The ex-Prime Minister with singer Chaiya Mitchai at Wethithai concert.

 

Interview with new singers Norng Mara and Norng Min

 

Q: You just started out and have one single each but you already have a lot of fans, how did that happen?

a: I think this is because we work hard at being friendly to people and people seem to like the songs

Q: Do you feel a fan club is important?

a: Yes very because we feel we could not progress much with this support and they give us motivation and encouragement.

Q: Many fans say they like your manner, do you work at this consciously to make a good impression?

a: (Nong Mara) No it's my real self and I don't do anything different just to make people like me and we are glad to get the support the fans give us

Q: Do you think getting malai is important or not?

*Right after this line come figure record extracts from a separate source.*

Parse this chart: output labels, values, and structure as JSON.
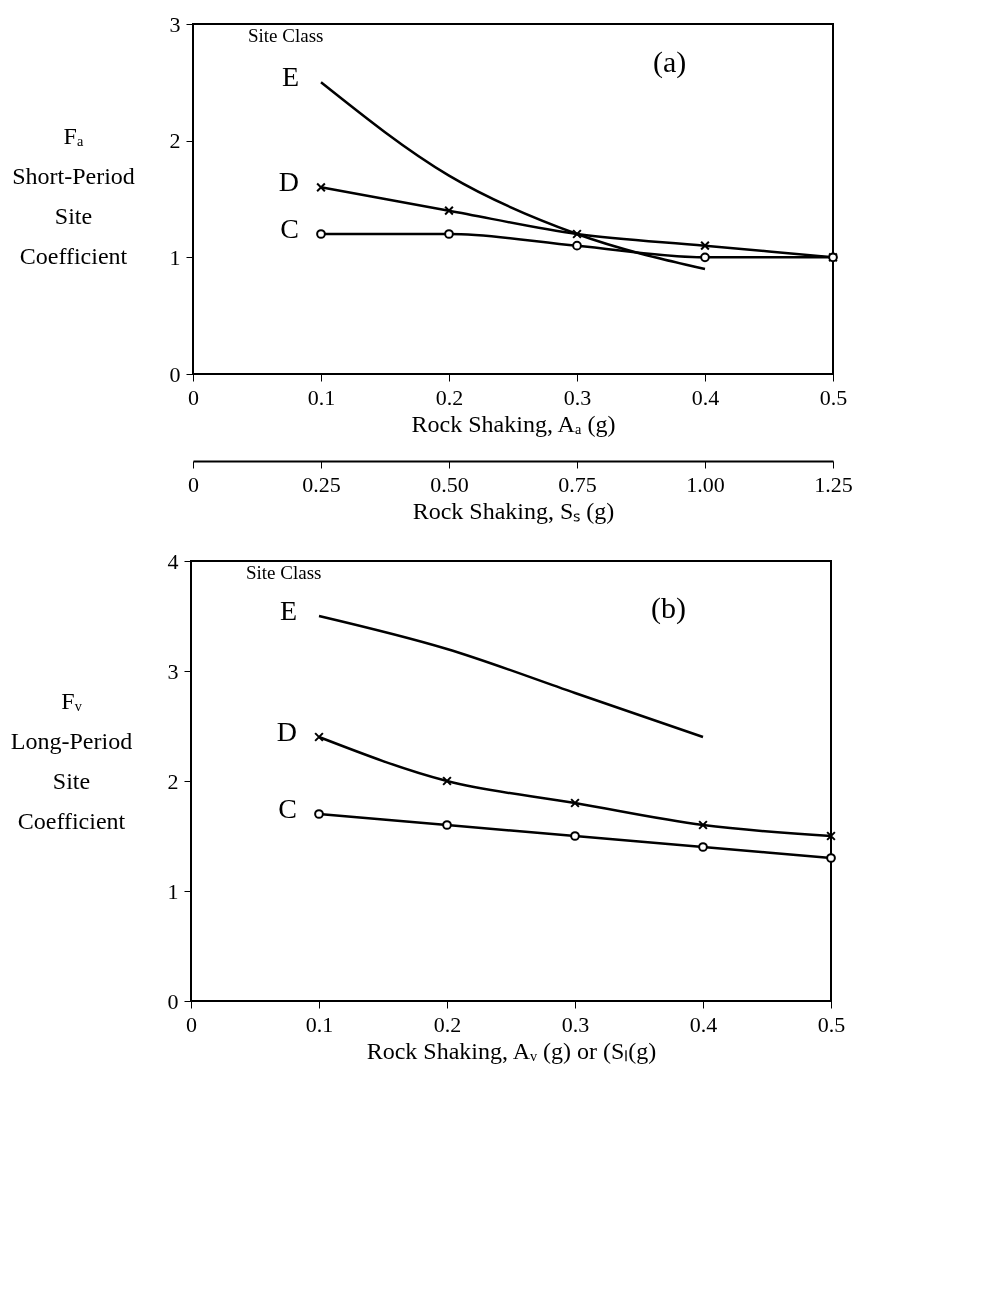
{
  "chart_data": [
    {
      "type": "line",
      "ylabel": "Fₐ\nShort-Period\nSite\nCoefficient",
      "xlabel": "Rock Shaking, Aₐ (g)",
      "x2label": "Rock Shaking, Sₛ (g)",
      "x": [
        0.1,
        0.2,
        0.3,
        0.4,
        0.5
      ],
      "xlim": [
        0,
        0.5
      ],
      "xticks": [
        0,
        0.1,
        0.2,
        0.3,
        0.4,
        0.5
      ],
      "ylim": [
        0,
        3
      ],
      "yticks": [
        0,
        1,
        2,
        3
      ],
      "x2lim": [
        0,
        1.25
      ],
      "x2ticks": [
        0,
        0.25,
        {
          "value": 0.5,
          "label": "0.50"
        },
        0.75,
        {
          "value": 1,
          "label": "1.00"
        },
        1.25
      ],
      "grid": false,
      "annotations": [
        "Site Class",
        "(a)"
      ],
      "series": [
        {
          "name": "E",
          "color": "#000000",
          "marker": "none",
          "values": [
            2.5,
            1.7,
            1.2,
            0.9,
            null
          ]
        },
        {
          "name": "D",
          "color": "#000000",
          "marker": "cross",
          "values": [
            1.6,
            1.4,
            1.2,
            1.1,
            1.0
          ]
        },
        {
          "name": "C",
          "color": "#000000",
          "marker": "circle",
          "values": [
            1.2,
            1.2,
            1.1,
            1.0,
            1.0
          ]
        }
      ]
    },
    {
      "type": "line",
      "ylabel": "Fᵥ\nLong-Period\nSite\nCoefficient",
      "xlabel": "Rock Shaking, Aᵥ (g) or (Sₗ(g)",
      "x": [
        0.1,
        0.2,
        0.3,
        0.4,
        0.5
      ],
      "xlim": [
        0,
        0.5
      ],
      "xticks": [
        0,
        0.1,
        0.2,
        0.3,
        0.4,
        0.5
      ],
      "ylim": [
        0,
        4
      ],
      "yticks": [
        0,
        1,
        2,
        3,
        4
      ],
      "grid": false,
      "annotations": [
        "Site Class",
        "(b)"
      ],
      "series": [
        {
          "name": "E",
          "color": "#000000",
          "marker": "none",
          "values": [
            3.5,
            3.2,
            2.8,
            2.4,
            null
          ]
        },
        {
          "name": "D",
          "color": "#000000",
          "marker": "cross",
          "values": [
            2.4,
            2.0,
            1.8,
            1.6,
            1.5
          ]
        },
        {
          "name": "C",
          "color": "#000000",
          "marker": "circle",
          "values": [
            1.7,
            1.6,
            1.5,
            1.4,
            1.3
          ]
        }
      ]
    }
  ]
}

a: Very important and we appreciate it very much, applause is also important as it creates confidence.

Q: How have you promoted your songs?

a: We have been to many radio stations up country who interview us then play our songs. Also we have them on youtube and facebook. Facebook has led to bookings and charity appearances so that has been helpful.

Q: What is your goal for the future?

a: Just to do our best, to be a success and for people to know us and like our work and we hope people will listen and support us.